Pourtant, il semble qu’il y a tout de même dans l’attitude de ceux qui s’assoient pour empêcher la masse des citoyens motorisés de tourner en rond plus que la manifestation d’un sentiment de supériorité à leur égard, et que le danger ne réside pas uniquement dans les conséquences immédiates de ces manifestations, mais surtout dans la « doctrine » supposée les justifier. On a vu ça a plusieurs reprises, dans nos livres d’histoire, et ça n’a jamais bien fini. Une minorité d’individus éclairés -illuminés diront certains- qui ne considèrent pas d’autre méthode que d’imposer leurs vues aux ignorants, pour leur bien évidemment. La méthode, insidieuse, instille chez certain un sentiment diffus de culpabilité, finissant par les convaincre que pour une bonne cause, certains écarts sont après tout justifiables.

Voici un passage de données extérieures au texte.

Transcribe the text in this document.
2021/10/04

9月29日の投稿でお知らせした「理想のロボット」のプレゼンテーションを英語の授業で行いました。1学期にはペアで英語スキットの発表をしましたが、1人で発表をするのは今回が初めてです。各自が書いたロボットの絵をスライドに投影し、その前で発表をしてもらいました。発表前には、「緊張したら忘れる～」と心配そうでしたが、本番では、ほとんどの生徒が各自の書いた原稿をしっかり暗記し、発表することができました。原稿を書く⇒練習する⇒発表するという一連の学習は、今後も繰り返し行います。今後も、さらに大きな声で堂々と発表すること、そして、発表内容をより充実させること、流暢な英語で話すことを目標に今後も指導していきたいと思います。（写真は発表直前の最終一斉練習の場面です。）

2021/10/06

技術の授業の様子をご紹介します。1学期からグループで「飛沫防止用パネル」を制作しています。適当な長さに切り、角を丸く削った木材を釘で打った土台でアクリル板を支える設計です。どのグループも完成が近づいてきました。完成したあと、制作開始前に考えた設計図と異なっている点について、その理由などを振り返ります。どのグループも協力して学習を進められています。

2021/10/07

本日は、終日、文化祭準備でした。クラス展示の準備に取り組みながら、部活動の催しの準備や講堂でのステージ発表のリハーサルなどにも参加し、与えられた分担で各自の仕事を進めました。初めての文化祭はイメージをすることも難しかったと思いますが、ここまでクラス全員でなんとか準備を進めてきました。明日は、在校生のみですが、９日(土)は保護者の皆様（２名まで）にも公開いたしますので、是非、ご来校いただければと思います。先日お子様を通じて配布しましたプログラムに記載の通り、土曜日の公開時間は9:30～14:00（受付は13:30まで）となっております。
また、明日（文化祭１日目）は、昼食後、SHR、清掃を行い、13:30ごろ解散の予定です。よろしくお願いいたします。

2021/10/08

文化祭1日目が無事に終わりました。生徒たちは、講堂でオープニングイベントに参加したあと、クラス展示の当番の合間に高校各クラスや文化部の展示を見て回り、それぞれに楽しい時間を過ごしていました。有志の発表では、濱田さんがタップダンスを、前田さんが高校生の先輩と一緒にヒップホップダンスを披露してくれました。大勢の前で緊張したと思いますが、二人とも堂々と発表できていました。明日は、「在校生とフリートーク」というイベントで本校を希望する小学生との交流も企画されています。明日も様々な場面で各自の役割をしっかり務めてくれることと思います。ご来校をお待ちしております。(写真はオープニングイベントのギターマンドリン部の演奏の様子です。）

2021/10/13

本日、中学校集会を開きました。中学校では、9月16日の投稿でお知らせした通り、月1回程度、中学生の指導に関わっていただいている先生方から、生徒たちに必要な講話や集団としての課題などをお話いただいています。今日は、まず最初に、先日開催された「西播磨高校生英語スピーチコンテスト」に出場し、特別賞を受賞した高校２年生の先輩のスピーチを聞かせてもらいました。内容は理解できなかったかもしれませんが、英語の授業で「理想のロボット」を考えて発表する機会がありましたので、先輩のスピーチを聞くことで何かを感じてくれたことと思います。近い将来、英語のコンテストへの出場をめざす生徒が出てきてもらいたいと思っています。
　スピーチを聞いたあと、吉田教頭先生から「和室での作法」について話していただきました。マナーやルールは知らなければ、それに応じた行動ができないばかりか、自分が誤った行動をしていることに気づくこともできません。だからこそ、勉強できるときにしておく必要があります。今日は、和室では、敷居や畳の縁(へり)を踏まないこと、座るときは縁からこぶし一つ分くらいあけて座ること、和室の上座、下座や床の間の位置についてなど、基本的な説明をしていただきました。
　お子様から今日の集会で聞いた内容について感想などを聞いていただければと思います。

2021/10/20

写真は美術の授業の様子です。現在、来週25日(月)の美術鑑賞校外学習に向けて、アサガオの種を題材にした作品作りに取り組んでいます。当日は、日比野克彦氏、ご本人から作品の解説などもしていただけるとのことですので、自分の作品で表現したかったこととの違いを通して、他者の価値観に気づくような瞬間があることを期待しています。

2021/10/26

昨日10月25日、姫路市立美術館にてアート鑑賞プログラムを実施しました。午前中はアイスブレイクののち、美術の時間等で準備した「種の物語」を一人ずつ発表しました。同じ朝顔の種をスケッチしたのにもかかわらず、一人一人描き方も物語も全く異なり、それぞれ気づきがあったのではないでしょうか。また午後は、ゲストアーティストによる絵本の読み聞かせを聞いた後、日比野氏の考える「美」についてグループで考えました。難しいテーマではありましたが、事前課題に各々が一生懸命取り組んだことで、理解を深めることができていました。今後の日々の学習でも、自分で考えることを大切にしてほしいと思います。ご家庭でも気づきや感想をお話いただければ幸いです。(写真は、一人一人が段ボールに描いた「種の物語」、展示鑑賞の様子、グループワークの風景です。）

J’y vois pour ma part une forme de pensée aux relents nostalgiques d’une époque où nul n’était besoin d’instrumentaliser l’environnement pour justifier certaines formes d’absolutisme, et promouvant une logique de la punition. Celle que ceux qui se bousillent crânement les mains s’imposent à eux-mêmes comme à des automobilistes n’ayant d’autre tort que d’être passé au mauvais endroit au mauvais moment. Mais surtout les châtiments qu’ils souhaitent nous imposer au quotidien au nom du dérèglement climatique, sans doute persuadé que c’est par l’expiation de nos péchés environnementaux que nous y mettrons fin, dans le rejet total d’un progrès technique considéré comme suspect. Et peu leur importe que les ingénieurs -de l’automobile mais pas que- aient obtenu en matière de dépollution des résultats autrement plus probants que les leurs.
C’est la raison pour laquelle, faisant appel à une énergie renouvelable, je me dresse vent debout face à ces inactivistes pot-de-colle qui n’ont jamais rien apporté de bon au climat.